To get the basename of a feature class without file extension, you can use a combination of the os.path.basename() and os.path.splitext() functions defined in the os module of the Python standard library. The basename() function will remove the leading path (so e.g., turn "C:\489\data\Roads.shp" into just "Roads.shp"). The expression os.path.splitext(filename)[0] will give you the filename without file extension. So for instance "Roads.shp" will become just "Roads". (Using [1] instead of [0] will give you just the file extension but you won't need this here.)
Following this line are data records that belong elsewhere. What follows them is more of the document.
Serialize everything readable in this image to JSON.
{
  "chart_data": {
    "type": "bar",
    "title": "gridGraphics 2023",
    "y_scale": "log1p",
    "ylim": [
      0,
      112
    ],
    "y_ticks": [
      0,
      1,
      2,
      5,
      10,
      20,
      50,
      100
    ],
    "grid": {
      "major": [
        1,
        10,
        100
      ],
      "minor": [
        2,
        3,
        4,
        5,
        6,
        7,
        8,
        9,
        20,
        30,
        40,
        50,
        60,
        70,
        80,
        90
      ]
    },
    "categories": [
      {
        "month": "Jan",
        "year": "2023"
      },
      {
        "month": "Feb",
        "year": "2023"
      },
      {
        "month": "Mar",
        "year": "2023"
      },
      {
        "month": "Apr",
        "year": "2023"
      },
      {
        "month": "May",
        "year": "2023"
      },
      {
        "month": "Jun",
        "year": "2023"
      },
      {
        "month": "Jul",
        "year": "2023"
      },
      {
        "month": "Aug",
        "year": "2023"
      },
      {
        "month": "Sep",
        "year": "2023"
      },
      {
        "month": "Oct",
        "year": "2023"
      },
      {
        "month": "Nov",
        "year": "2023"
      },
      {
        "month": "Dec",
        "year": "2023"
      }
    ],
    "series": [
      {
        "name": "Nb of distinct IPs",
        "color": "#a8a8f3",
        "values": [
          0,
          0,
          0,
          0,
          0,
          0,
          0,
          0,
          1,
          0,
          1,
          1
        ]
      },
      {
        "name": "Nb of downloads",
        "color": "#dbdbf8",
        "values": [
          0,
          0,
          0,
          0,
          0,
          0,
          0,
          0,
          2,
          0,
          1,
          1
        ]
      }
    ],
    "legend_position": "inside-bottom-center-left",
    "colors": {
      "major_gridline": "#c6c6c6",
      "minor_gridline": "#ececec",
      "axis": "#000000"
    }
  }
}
Hint 3 (concerns steps (4) and (5)):

This is not required but if you decide to create a script tool for the multiple-input-files version from step (4) for over and above points, you will have to use the "Multiple value" option for the input parameter you create for the to-be-clipped feature class list in the script tool interface. If you then use GetParameterAsText(...) for this parameter in your code, what you will get is a single string(!) with the names of the feature classes the user picked separated by semicolons, not a list of name strings. You can then either use the string method split(...) to turn this string into a list of feature class names or you use GetParameter(...) instead of GetParameterAsText(...) which will directly give you the feature class names as a list.

Part 2 Deliverable

Submit a single .zip file to the corresponding drop box on Canvas; the zip file should contain:

  • Your modified code files and ArcGIS Pro toolbox files (up to three different versions as described above). Please organize the files cleanly, e.g., using a separate subfolder for each version.
  • A 400-word write-up of what you have learned during this exercise. This write-up should also include your profiling results and insights (including the spyder profiling screenshot) and a description of what you did for "over and above" points (if anything). In addition, think back to the beginning of Section 1.6.6 and include a brief discussion of any changes to the processing workflow and/or the code that might be necessary if we wanted to write our output data to geodatabases and briefly comment on possible issues (using pseudocode or a simple flowchart if you wish).